2.05.2004

A mediocridade leva a melhor nas escolas... mas não nas marisqueiras.



Um texto de um (bom) aluno da minha escola chamou-me hoje a atenção, por estar exposto na sala de aula e estar formalmente bem escrito, o que nem sempre acontece.
Contava a história de um caranguejo que tinha, desde sempre, um sonho: o de andar para a frente, ao invés de todos os seus iguais que, como se sabe, não têm essa inclinação.
Uma coisa tipo Fernão Capelo Gaivota, mas penso que original - não acredito que o mocinho alguma vez tenha visto esse filme.
E daí não sei, porque eu projectei-o há 2 anos no clube de cinema da escola, entretanto extinto.
De qualquer forma a ideia é gira.
O problema foi o final.
O caranguejo apaixonou-se e a caranguejinha pôs-lhe o dêdo no nariz: ou ele se punha fino e abandonava a ideia, ou tinha que arranjar outra carapaça-gémea.
Bem: o noivo pensou, pensou, e chegou à conclusão que era melhor abandonar o sonho e passar a andar como os demais.

Raramente tenho lido conclusões tão deprimentes como esta.
O mais espantoso é que se trata de um miúdo dos seus 13 anos (7º ano) e dos melhores do seu ano.
Quer dizer: os miúdos - mesmo os mais inteligentes - já vêm imiscuídos do virus da mediocridade quer de casa, quer da escola, e provavelmente dos dois.
Criatividade? Ambição? - Nunca!
«Sê como os demais, bruto e atrasado se preciso for (e neste caso, acreditem que é mesmo), sem horizontes maiores que a janela da cozinha, que é assim mesmo que se deve ser... para não destoar».
Einstein, felizmente, não foi nessa.
Nenhum criador, cientista, descobridor vai nessa.

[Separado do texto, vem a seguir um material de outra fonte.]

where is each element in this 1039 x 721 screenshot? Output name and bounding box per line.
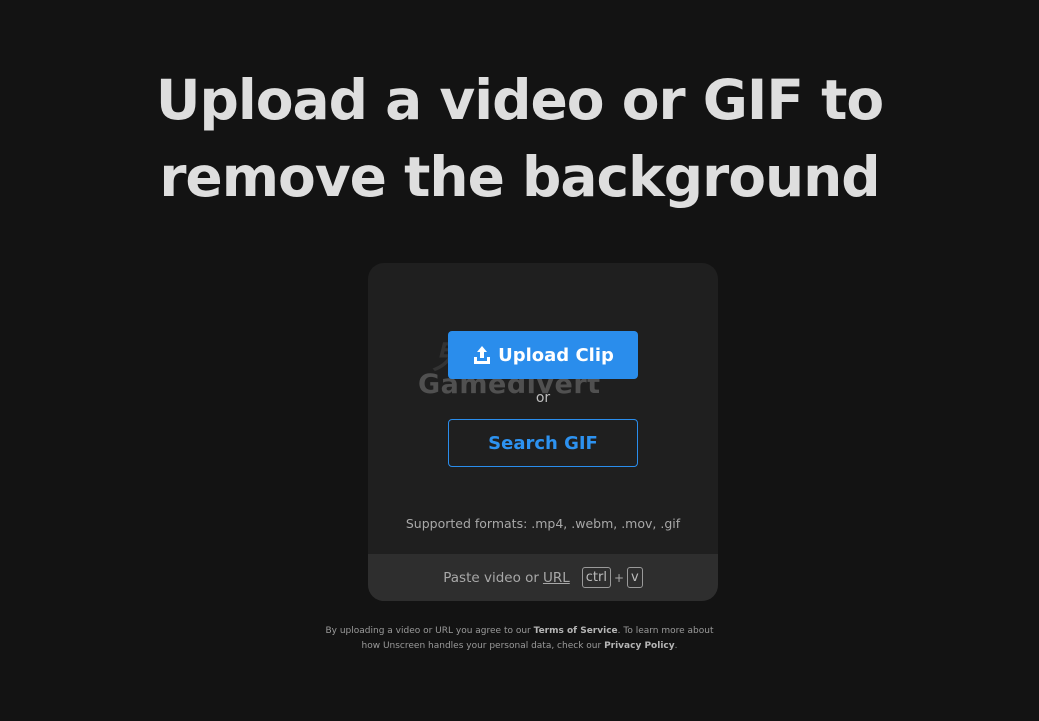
legal-line-2: how Unscreen handles your personal data,… [0, 639, 1039, 654]
legal-line-1: By uploading a video or URL you agree to… [0, 624, 1039, 639]
search-gif-button[interactable]: Search GIF [448, 419, 638, 467]
key-plus: + [613, 570, 625, 585]
page-headline: Upload a video or GIF to remove the back… [0, 62, 1039, 216]
upload-card: 鬼谷魅影 Gamedivert Upload Clip or Search GI… [368, 263, 718, 601]
legal-text-3: how Unscreen handles your personal data,… [361, 641, 602, 651]
upload-icon [472, 345, 492, 365]
paste-prefix-text: Paste video or [443, 569, 539, 586]
legal-text-4: . [674, 641, 678, 651]
privacy-policy-link[interactable]: Privacy Policy [604, 641, 675, 651]
terms-of-service-link[interactable]: Terms of Service [534, 626, 618, 636]
paste-bar[interactable]: Paste video or URL ctrl + v [368, 554, 718, 601]
legal-notice: By uploading a video or URL you agree to… [0, 624, 1039, 654]
v-key-hint: v [627, 567, 643, 588]
or-separator: or [535, 390, 551, 406]
ctrl-key-hint: ctrl [581, 567, 611, 588]
legal-text-2: . To learn more about [617, 626, 714, 636]
upload-clip-label: Upload Clip [498, 344, 614, 366]
supported-formats-text: Supported formats: .mp4, .webm, .mov, .g… [405, 516, 681, 531]
legal-text-1: By uploading a video or URL you agree to… [325, 626, 531, 636]
headline-line-1: Upload a video or GIF to [155, 68, 884, 132]
paste-url-link[interactable]: URL [543, 570, 570, 586]
headline-line-2: remove the background [159, 145, 880, 209]
upload-clip-button[interactable]: Upload Clip [448, 331, 638, 379]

Que pena... uma escola oficial promover (incentivando e expondo) este tipo de mediocridade filosófica - exactamente o contrário das novas correntes pedagógicas que justamente apelam à criatividade, à diferença, à protecção do universo distinto e sagrado que cada aluno encerra e que é preciso respeitar e incentivar em todas as suas vertentes lúdicas e sociais.
Que pena...
E depois estranha-se que os colégios particulares milionários sejam os que apresentam melhor rendimento no final do ano.
Algum ministro tem algum filho numa escola oficial?
Vai lá vai...

Voltando ao conformado caranguejo, agora perfeitamente inserido no seu meio social: a história não o diz, mas presume-se que a sua vida tenha sido longa e muito feliz na companhia da carangueja naquele belíssimo aquário, e que tenha recebido a justa homenagem do cozinheiro da marisqueira antes de, como lhe compete e dele é esperado, ter servido de refeição a um qualquer dirigente desportivo da 2ª distrital.